Cees de Groot cg at cdegroot.com
Thu May 1 17:09:11 UTC 2003


On Thu, 2003-05-01 at 18:53, Ingo Hohmann wrote:
> where I come from fiddling with the system innards is supposed to be a 
> 'black art'.
> 
In Smalltalk, it isn't supposed to be a black art. So get used to that.

> Actually, my problem is that, everything I do is in the image to stay - 
> that's quite a difference to writing a script that changes whatever it 
> wants to in the system, when it does not interfere in any way with other 
> scripts/programs.
> 
However, this is not 'fiddling with system innards'. Everything you do
is logged in a changeset, and you can thus see what you changed, undo
your changes, file them out to a text file and throw them at a version
repository, etcetera. Yes, programming in an image-based Smalltalk is
different from programming most other languages, but don't let that stop
you from writing good code.

> _That's_ why I am reluctant to create new classes.
> 
And that's completely the wrong reason :-)

> Should I extend the String class in the system?
> Create a subclass of String that understands my additional messages?
> Create a StringHelper which understands #myMessage: aString?
> 
> The latter seems to be the cleanest to me, what do you think?
> 
Not clean at all, you'll create parallel hierarchies that serve no-one
except the vendors of expensive parallel-hierarchy-tracking tools (also
called 'UML modellers' or 'CASE tools' ;-)).

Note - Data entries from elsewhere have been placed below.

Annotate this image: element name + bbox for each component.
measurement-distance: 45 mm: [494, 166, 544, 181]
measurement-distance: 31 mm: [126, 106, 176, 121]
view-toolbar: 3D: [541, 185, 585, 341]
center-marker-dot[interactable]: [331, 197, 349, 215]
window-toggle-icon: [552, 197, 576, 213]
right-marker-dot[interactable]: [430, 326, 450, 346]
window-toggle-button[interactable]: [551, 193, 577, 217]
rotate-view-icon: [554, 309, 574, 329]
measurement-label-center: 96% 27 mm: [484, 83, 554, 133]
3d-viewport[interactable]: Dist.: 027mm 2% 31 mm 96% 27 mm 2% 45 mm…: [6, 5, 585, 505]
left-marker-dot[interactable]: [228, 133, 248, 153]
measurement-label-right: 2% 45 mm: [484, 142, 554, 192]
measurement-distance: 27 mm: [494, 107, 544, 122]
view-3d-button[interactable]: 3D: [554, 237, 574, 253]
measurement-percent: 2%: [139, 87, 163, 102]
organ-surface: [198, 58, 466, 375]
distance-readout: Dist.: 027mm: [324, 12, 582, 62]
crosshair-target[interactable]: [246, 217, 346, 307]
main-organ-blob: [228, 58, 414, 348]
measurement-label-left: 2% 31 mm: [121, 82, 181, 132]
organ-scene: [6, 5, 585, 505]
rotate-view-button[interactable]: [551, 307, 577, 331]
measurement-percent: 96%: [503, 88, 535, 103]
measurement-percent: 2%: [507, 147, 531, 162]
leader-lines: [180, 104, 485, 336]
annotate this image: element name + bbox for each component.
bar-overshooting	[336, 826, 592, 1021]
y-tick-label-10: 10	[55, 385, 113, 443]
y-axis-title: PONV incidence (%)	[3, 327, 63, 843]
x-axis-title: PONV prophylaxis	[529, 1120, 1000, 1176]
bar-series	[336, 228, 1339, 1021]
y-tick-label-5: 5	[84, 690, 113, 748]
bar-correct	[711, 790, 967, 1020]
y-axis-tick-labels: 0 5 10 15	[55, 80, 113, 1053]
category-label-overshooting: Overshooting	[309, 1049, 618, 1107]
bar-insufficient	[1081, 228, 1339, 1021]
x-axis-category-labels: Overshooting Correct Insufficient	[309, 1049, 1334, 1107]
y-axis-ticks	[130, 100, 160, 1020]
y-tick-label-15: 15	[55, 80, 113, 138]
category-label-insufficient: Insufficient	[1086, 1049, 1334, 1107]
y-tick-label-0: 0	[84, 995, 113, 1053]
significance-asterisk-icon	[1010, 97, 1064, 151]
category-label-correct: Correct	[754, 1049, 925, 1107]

First, you need to think about what the best place is for a method. When
you found it, you put it there. Of course, when you put it in an
existing class you'll take some extra care to make the thing either
completely non-obvious (give it a name prefixed with your initials so
that no-one else is likely to make the same 'class extension') or
completely obvious (say the method 'isSymbol', which would return
'false' in its implementation in the Object class and 'true' in its
implementation in the Symbol class) so that if someone else makes a
class extension with the same name, it will have the same behavior so it
won't collide with your version. But there's no a priori reason you
shouldn't put your method in String if all signs are that it belongs in
String.

Smalltalk has tools to keep these class extensions apart from the 'base
methods'. The default method in Squeak is that all your code is kept in
a changeset; a changeset basically is a sort of transaction log of your
changes, and does not care when you define a method whether the class
was 'yours' or 'someone else's'. A newer method in Squeak is a DVS
package, which relies on some naming conventions in the extended classes
to make them part of the package you want them to be in. On both topics
you'll find abundant information on the Squeak Swiki.